Retail and automotive service employment typically offers limited benefits portability and skill transferability to higher-wage occupations without additional training. Displaced Stevinson dealership employees may face prolonged unemployment or wage losses if reemployed in alternative retail positions. Healthcare workers from Developmental Disabilities Resource Center similarly confront narrow reemployment pathways within the nonprofit and public healthcare sectors that employ comparable skill levels.

The geographic concentration of automotive retail employment around Lakewood's dealership corridors amplifies community impact. A sustained downturn in automotive retail would affect not only direct dealership employment but also peripheral service providers including detailing, parts suppliers, transportation logistics, and customer service centers. The multiplier effects of retail employment losses ripple through local commercial rent, property tax receipts, and consumer spending in Lakewood's service economy.

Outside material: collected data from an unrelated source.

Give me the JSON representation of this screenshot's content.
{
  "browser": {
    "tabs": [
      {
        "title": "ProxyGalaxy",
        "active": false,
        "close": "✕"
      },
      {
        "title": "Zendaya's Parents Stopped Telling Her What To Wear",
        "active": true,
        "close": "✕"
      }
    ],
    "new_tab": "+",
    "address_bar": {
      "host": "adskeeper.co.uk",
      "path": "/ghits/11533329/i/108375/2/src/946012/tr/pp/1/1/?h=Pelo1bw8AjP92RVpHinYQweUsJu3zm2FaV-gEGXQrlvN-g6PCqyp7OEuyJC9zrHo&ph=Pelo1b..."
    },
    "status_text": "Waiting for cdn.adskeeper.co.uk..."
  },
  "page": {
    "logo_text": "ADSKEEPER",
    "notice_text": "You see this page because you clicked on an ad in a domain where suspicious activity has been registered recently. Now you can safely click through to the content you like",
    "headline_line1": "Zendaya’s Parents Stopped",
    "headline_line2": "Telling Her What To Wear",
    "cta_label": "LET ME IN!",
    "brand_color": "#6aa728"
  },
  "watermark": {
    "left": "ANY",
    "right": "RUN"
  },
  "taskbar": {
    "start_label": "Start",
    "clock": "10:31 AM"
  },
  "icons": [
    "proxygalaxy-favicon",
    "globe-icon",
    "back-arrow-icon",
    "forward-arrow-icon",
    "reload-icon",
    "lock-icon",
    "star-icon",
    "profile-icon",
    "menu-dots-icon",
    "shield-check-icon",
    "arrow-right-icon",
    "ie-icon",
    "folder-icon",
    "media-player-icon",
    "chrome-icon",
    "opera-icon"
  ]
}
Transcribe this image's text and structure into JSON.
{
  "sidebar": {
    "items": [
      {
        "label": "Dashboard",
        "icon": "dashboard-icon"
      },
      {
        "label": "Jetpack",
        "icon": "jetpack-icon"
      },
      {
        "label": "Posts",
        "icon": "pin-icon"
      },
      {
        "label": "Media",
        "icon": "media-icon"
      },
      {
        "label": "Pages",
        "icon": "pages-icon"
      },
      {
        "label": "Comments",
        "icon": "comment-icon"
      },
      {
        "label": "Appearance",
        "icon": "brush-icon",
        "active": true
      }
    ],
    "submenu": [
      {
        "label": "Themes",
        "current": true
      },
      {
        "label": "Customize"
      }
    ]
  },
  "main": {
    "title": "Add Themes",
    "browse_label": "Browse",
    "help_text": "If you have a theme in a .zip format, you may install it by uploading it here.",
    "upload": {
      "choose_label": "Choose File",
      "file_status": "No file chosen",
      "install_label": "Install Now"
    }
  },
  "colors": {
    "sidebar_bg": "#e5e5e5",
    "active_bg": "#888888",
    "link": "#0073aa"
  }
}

Regional Context: Lakewood Within Colorado's Labor Market

Lakewood's experience reflects broader Colorado dynamics. The state's 3.9 percent unemployment rate in January 2026 masks sectoral variation, with retail and hospitality likely experiencing above-average displacement rates while technology and professional services maintain relative stability. Colorado's concentration of H-1B employment in computer systems analysis, software development, and programming—occupations accounting for over 9,000 H-1B petitions statewide across 6,474 unique employers—creates a bifurcated labor market where high-skill, visa-dependent occupations expand while traditional retail and service employment contracts.

Lakewood's absence from the highest-risk corporate distress signals (unlike Walmart, Wells Fargo, Block, and Battelle identified in the national risk assessment) suggests the city has avoided the most severe employment shocks experienced by other Colorado communities. However, the modest scale of Lakewood's economy means that concentrated layoffs in a single major employer create proportionally larger disruption than equivalent losses would generate in larger metros.

H-1B and Foreign Hiring: Limited Direct Evidence

The provided H-1B data identifies no direct Lakewood employers among Colorado's largest H-1B petitioners. The Stevinson dealerships and Developmental Disabilities Resource Center operate in sectors that historically employ minimal visa-dependent foreign workers. Colorado's H-1B concentration remains centered on information technology employers (Infosys, Tata Consultancy Services, Wipro) and large technology companies, geographically concentrated in Denver's downtown core, Boulder County, and the Front Range corridor rather than Lakewood's retail-dominated employment base.

This sectoral separation means Lakewood's layoff activity reflects distinct labor market dynamics from Colorado's H-1B-intensive technology sector, which continues expanding despite periodic consolidations at individual companies. The absence of H-1B displacement pressure among Lakewood employers indicates that local workforce reductions stem from cyclical demand destruction and business model adjustment rather than automation-driven replacement of domestic workers with foreign visa holders.

Lakewood's workforce reductions ultimately represent concentrated but contained disruption within Colorado's relatively strong labor market, reflecting sectoral rather than systemic employment crisis.